The Direct Vision Standard is a new piece of safety legislation introduced by Transport for London (TfL).
It had a bit of a delay relating to the implementation date due to the global pandemic, the DVS implementation date was officially pushed back from October 26th, 2020 to March 1st, 2021. Obviously this date has came and passed so it is imperative that unless you want a load of fines sitting on your desk that you get up to speed with the legislation and make the changes to make sure you are inline with them.
The new safety legislation requires HGVs weighing more than 12 tonnes to obtain a Safety Permit before entering and operating within Greater London.
The goal of this newly enacted law is to ensure the safety of all road users within the City of London, particularly vulnerable road users such as pedestrians and cyclists, by 2041.
The Direct Vision Standard (DVS) assesses a driver’s vision through the windows of an HGV Cab on a scale of zero (limited vision) to five (excellent vision) (increased vision).
- Zero-star vehicles equipped with an approved Safe System will be permitted until 2024.
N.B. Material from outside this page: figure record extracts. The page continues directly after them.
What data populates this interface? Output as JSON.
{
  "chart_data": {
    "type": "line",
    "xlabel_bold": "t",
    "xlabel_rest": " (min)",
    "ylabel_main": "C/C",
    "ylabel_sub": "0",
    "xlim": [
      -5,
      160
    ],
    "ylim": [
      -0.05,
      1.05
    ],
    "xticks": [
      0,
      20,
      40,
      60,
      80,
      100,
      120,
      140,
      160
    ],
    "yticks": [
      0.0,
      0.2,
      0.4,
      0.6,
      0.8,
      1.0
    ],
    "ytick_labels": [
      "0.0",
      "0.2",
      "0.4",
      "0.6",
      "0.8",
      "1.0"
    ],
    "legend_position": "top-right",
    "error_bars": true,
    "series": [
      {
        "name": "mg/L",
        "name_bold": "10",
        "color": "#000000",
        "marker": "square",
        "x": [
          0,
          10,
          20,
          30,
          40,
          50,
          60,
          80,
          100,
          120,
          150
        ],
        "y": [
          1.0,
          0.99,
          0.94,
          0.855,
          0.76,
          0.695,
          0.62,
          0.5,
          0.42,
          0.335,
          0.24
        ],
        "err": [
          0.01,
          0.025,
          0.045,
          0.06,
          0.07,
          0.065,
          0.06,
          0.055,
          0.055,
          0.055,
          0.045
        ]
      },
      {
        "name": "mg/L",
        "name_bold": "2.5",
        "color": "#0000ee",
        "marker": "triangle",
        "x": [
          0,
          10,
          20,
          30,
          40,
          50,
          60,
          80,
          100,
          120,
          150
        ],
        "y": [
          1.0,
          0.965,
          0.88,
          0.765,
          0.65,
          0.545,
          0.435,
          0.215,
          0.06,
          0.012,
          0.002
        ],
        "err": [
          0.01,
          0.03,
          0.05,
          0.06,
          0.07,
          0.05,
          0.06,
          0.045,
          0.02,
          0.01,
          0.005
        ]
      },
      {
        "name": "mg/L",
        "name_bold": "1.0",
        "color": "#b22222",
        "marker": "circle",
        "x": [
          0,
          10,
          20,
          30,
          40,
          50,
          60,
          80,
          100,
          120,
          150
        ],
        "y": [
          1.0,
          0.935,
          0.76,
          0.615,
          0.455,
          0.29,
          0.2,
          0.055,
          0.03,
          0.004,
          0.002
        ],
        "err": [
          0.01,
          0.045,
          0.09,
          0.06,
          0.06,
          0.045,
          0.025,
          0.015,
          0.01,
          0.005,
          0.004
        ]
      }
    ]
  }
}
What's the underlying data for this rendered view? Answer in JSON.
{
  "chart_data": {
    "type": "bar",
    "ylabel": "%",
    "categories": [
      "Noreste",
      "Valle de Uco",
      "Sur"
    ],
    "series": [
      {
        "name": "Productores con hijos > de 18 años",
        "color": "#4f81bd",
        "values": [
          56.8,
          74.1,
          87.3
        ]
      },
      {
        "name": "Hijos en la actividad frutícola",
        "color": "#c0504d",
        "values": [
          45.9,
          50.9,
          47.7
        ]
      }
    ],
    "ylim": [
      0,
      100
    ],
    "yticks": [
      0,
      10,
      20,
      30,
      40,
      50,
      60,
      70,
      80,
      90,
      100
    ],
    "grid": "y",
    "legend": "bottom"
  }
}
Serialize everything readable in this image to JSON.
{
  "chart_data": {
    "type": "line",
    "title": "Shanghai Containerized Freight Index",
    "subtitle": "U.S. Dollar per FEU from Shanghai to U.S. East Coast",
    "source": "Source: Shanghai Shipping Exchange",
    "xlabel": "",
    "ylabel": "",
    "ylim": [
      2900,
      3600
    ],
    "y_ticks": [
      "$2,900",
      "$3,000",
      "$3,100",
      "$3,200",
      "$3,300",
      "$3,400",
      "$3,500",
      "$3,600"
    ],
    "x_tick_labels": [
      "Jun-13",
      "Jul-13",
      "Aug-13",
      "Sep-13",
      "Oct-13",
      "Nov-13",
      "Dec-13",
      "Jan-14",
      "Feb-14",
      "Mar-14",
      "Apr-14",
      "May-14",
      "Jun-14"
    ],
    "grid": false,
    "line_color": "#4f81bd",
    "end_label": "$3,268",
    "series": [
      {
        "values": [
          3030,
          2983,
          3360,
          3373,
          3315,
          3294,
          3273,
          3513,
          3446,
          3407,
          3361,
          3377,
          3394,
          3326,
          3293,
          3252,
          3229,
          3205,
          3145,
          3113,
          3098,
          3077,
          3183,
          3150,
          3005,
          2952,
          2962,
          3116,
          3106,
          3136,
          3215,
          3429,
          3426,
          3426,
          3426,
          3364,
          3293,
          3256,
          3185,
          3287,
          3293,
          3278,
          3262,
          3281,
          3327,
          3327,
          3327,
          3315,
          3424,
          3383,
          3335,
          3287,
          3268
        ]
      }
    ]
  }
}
- Permits for one and two star-rated vehicles will be issued until 2024, while permits for three, four,
- Five star-rated vehicles will be issued for ten years.
What will happen if I don’t have a safety permit.
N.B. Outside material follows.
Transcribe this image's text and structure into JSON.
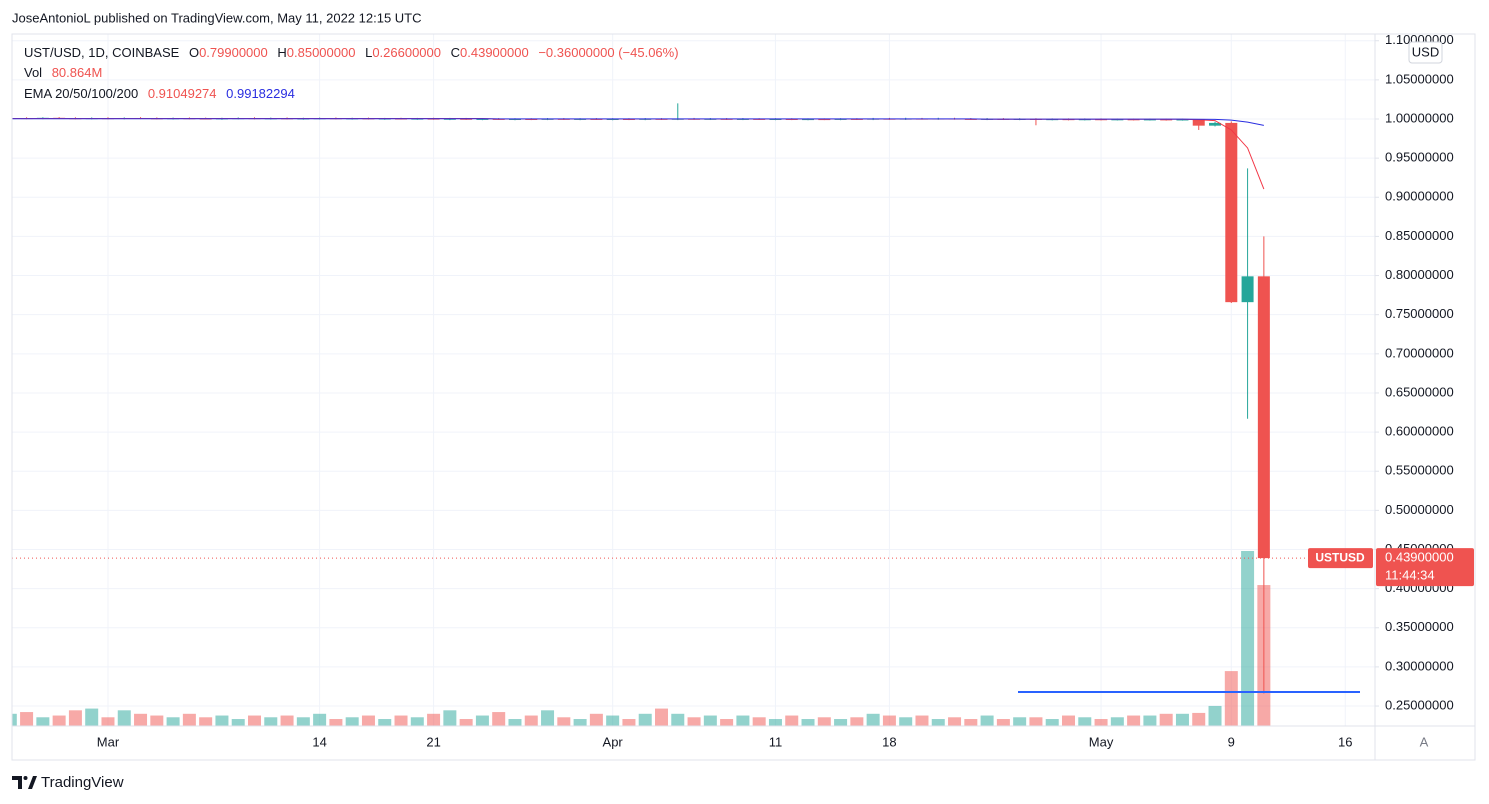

All HGVs over 12T will require a DVS Safety Permit to operate in Greater London beginning March 1, 2021. HGVs operating without a Safety Permit face fines of up to £550 per day.
TfL will have the authority to suspend or even cancel a permit previously granted to a vehicle if the permit terms are violated.
What is the process of applying for a permit
The primary requirement for obtaining a Safety Permit is to have good direct vision from inside the vehicle’s cab, as well as a pedestrian and cyclist warning system and a safeguarding system installed around the vehicle.
A good direct vision simply refers to how much and how far you can see from the in-cab driver seat without using mirrors or cameras and instead looking out directly through the windscreen and windows.
The pedestrians and cyclists warning system warns road users, such as pedestrians and cyclists, when an HGV has indicated and is turning left, while also alerting the driver to the proximity of objects around the vehicle, so the driver is fully aware of its surroundings.
Last but not least, a safeguarding system prevents under-run collisions with nearby pedestrians and cyclists.HGVs with poor direct vision will need a Safe System to provide Indirect Vision where Direct Vision is insufficient.